During the night we had an understandable focus on the Lib Dem so-called ‘pledge breakers’ who won’t be returning to Westminster next week. But the “cruel night” also saw prominent figures associated with the party’s progressive centre-left swept away – including many who actually voted against the Coalition’s tuition fees changes.
But first, we must start with the Minister who was in actual charge of higher education policy, Vince Cable. It had been thought that Twickenham could be close, but surely Vince would hold on. Surely? No such luck. Despite his high-profile, local popularity and being someone a coalition of centre-left voters could assuredly get behind, the Business Secretary lost his seat to the Tories.
From the constituency that’s home to English rugby, we travel down the M4 to the Millennium Stadium in Cardiff Central. Jenny Willott, who resigned from her government position in 2010 to vote against the tuition fees rise, lost the seat to Labour. It caps a bad few years for the party in the Welsh capital, in a seat that was a source of huge campaigning pride – the Welsh Assembly seat, Council control and Parliamentary seat have all gone to Labour in the last three elections.
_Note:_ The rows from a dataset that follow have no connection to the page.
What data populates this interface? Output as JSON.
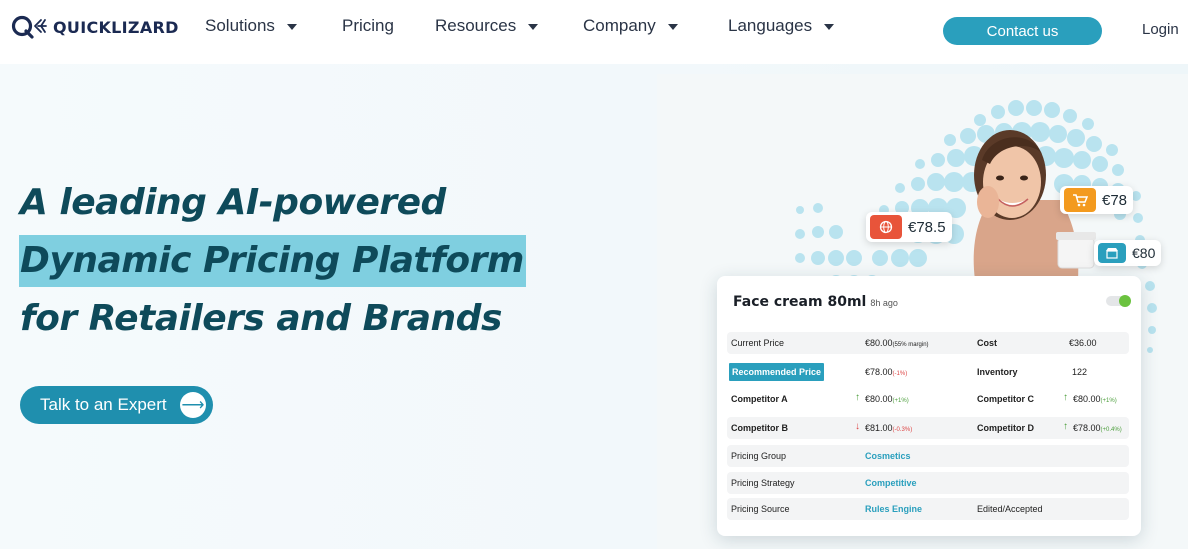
{
  "nav": {
    "logo_text": "QUICKLIZARD",
    "items": [
      {
        "label": "Solutions",
        "dropdown": true
      },
      {
        "label": "Pricing",
        "dropdown": false
      },
      {
        "label": "Resources",
        "dropdown": true
      },
      {
        "label": "Company",
        "dropdown": true
      },
      {
        "label": "Languages",
        "dropdown": true
      }
    ],
    "contact_label": "Contact us",
    "login_label": "Login"
  },
  "hero": {
    "headline_line1": "A leading AI-powered",
    "headline_line2": "Dynamic Pricing Platform",
    "headline_line3": "for Retailers and Brands",
    "cta_label": "Talk to an Expert",
    "cta_arrow": "⟶"
  },
  "tags": {
    "www": {
      "icon_label": "www",
      "price": "€78.5"
    },
    "marketplace": {
      "icon_label": "Marketplace",
      "price": "€78"
    },
    "instore": {
      "icon_label": "INSTORE",
      "price": "€80"
    }
  },
  "card": {
    "title": "Face cream 80ml",
    "subtitle": "8h ago",
    "rows": {
      "current_price_label": "Current Price",
      "current_price_value": "€80.00",
      "current_price_note": "(55% margin)",
      "cost_label": "Cost",
      "cost_value": "€36.00",
      "recommended_label": "Recommended Price",
      "recommended_value": "€78.00",
      "recommended_note": "(-1%)",
      "inventory_label": "Inventory",
      "inventory_value": "122",
      "comp_a_label": "Competitor A",
      "comp_a_value": "€80.00",
      "comp_a_note": "(+1%)",
      "comp_c_label": "Competitor C",
      "comp_c_value": "€80.00",
      "comp_c_note": "(+1%)",
      "comp_b_label": "Competitor B",
      "comp_b_value": "€81.00",
      "comp_b_note": "(-0.3%)",
      "comp_d_label": "Competitor D",
      "comp_d_value": "€78.00",
      "comp_d_note": "(+0.4%)",
      "group_label": "Pricing Group",
      "group_value": "Cosmetics",
      "strategy_label": "Pricing Strategy",
      "strategy_value": "Competitive",
      "source_label": "Pricing Source",
      "source_value": "Rules Engine",
      "source_status": "Edited/Accepted"
    }
  },
  "colors": {
    "brand_teal": "#2a9fbd",
    "headline": "#0e4a5a",
    "highlight": "#7fcfe0",
    "www_tag": "#e8543a",
    "marketplace_tag": "#f39a1e",
    "instore_tag": "#2a9fbd"
  }
}
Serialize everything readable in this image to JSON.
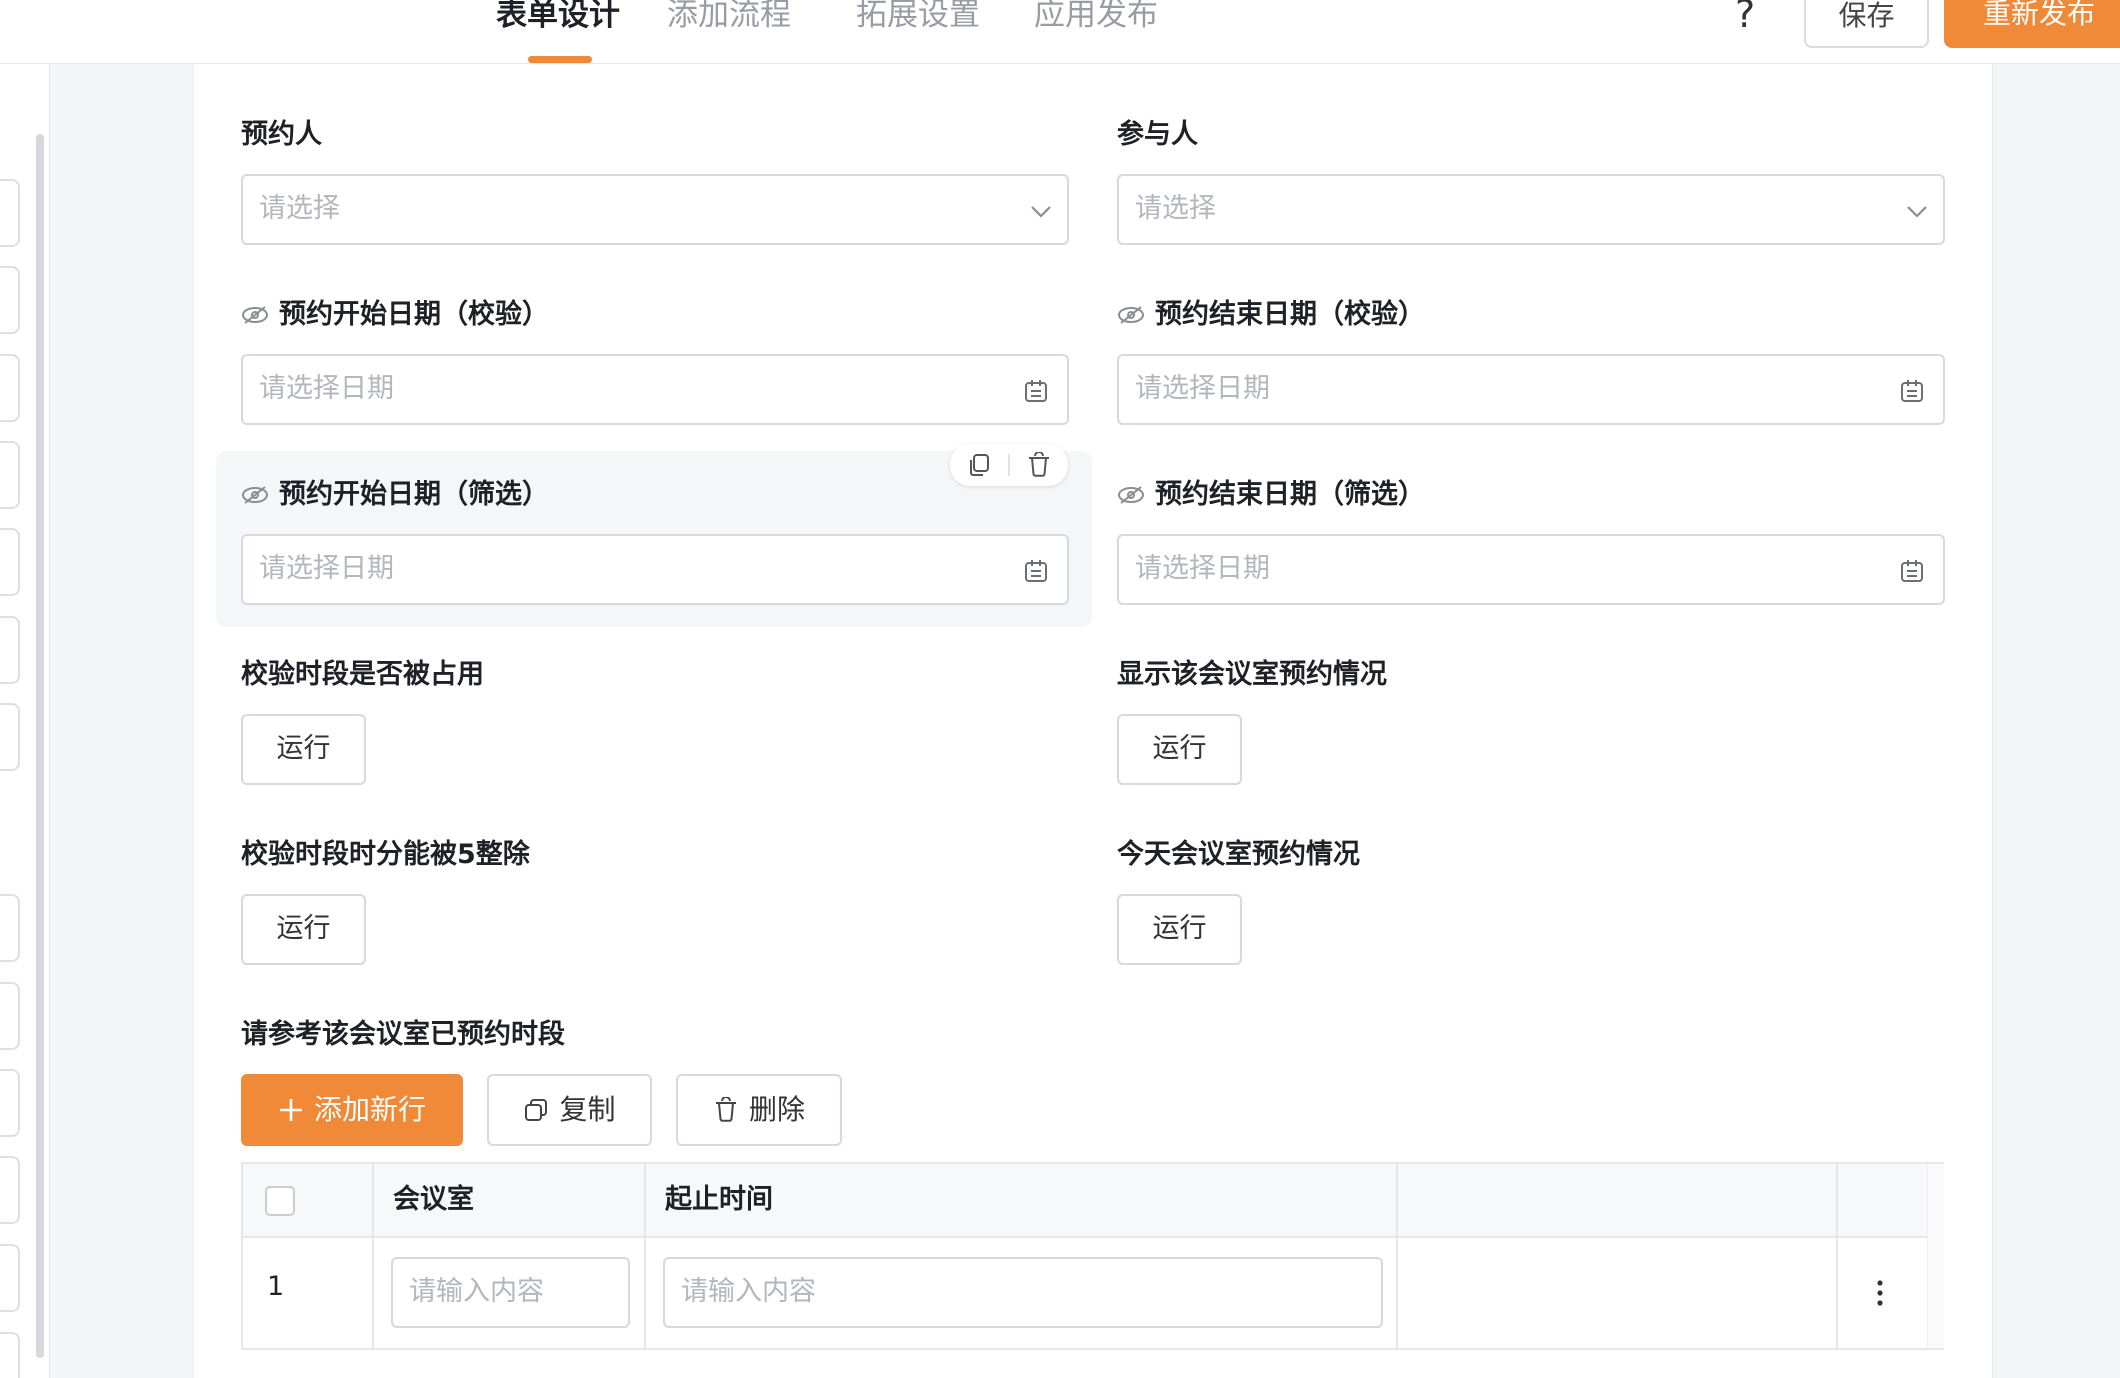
{
  "header": {
    "tabs": [
      {
        "label": "表单设计",
        "active": true
      },
      {
        "label": "添加流程",
        "active": false
      },
      {
        "label": "拓展设置",
        "active": false
      },
      {
        "label": "应用发布",
        "active": false
      }
    ],
    "help": "?",
    "save_label": "保存",
    "publish_label": "重新发布"
  },
  "form": {
    "booker": {
      "label": "预约人",
      "placeholder": "请选择"
    },
    "participants": {
      "label": "参与人",
      "placeholder": "请选择"
    },
    "start_date_check": {
      "label": "预约开始日期（校验）",
      "placeholder": "请选择日期"
    },
    "end_date_check": {
      "label": "预约结束日期（校验）",
      "placeholder": "请选择日期"
    },
    "start_date_filter": {
      "label": "预约开始日期（筛选）",
      "placeholder": "请选择日期"
    },
    "end_date_filter": {
      "label": "预约结束日期（筛选）",
      "placeholder": "请选择日期"
    },
    "check_occupied": {
      "label": "校验时段是否被占用",
      "button": "运行"
    },
    "show_room_bookings": {
      "label": "显示该会议室预约情况",
      "button": "运行"
    },
    "check_divisible": {
      "label": "校验时段时分能被5整除",
      "button": "运行"
    },
    "today_bookings": {
      "label": "今天会议室预约情况",
      "button": "运行"
    }
  },
  "subtable": {
    "label": "请参考该会议室已预约时段",
    "add_label": "添加新行",
    "copy_label": "复制",
    "delete_label": "删除",
    "columns": [
      "会议室",
      "起止时间"
    ],
    "rows": [
      {
        "index": "1",
        "room_placeholder": "请输入内容",
        "time_placeholder": "请输入内容"
      }
    ]
  },
  "colors": {
    "accent": "#f08a39",
    "border": "#d6d9df",
    "placeholder": "#b3b6bc"
  },
  "icons": [
    "chevron-down-icon",
    "calendar-icon",
    "eye-off-icon",
    "copy-icon",
    "trash-icon",
    "plus-icon",
    "more-vertical-icon"
  ]
}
Due north of Cardiff, the immensely popular Roger Williams lost Brecon & Radnorshire to the Tories. He also voted against the tuition fees rise in 2010. In consecutive elections the Welsh Lib Dems have now lost their two mid-Wales Tory battleground seats, having lost Montgomeryshire in 2010. These are contests of radicalism vs. Toryism that go back over a century.
Charles Kennedy, undoubtedly one the most articulate and admired progressive politicians of his generation, saw his 32 year Westminster career come to an end. He was another fees rebel – indeed he was the one Lib Dem MP not to back the coalition deal. The list goes on, Julian Huppert in Cambridge, Adrian Sanders in Torbay, and Bob Russell losing his battle to remain the only non-Tory MP in Essex. Fees rebels all.
It’s now likely that the task to rebuild the party will fall to Tim Farron, who also rebelled on the tuition fees vote. He – or any other leadership candidate – will undoubtedly focus on the party’s organisational and campaigning challenges. It needs to be fit and ready for next year’s Scottish, Welsh and English local elections. But crafting a brand, personality and policy platform that gets people listening to the Lib Dems again will also be near the top of the in-tray.
This cannot be done without addressing the long shadow that trust and tuition fees continue to cast. Of course, this will not be done by higher education policy alone. But it might be one of the places to start and be representative for other key questions. The very idea of what now constitutes a ‘public good’ in England? What does social mobility actually mean, how do we measure it, and what’s the role for government and institutions such as universities?
Ensuring that equality of opportunity delivers outcomes for individuals and society, and is not just ‘feel good’ efforts? How government investment, in whatever form, actually stimulates growth and enterprise in a high-skill economy? And these are just for starters.
The party, along with Labour, will also have to be ready to respond to potential changes on the fees level, tougher immigration rules and further moves on a more diverse sector and private provision. It’s going to be interesting…
It wasn’t only to do with Tuition Fees.
Probably the real reason that the Lib Dems were wiped out was because many voters had been angered by the fact that they were ever given access to government in the first place. That coupled with their ever presence in preventing the Tories from implementing Tory ‘things’, such as tougher immigration controls and sorting out the warped interpretation of the Human Rights Act in addition to insisting on other nationally unpopular measures being introduced. No need to go into these, as we all know what they are.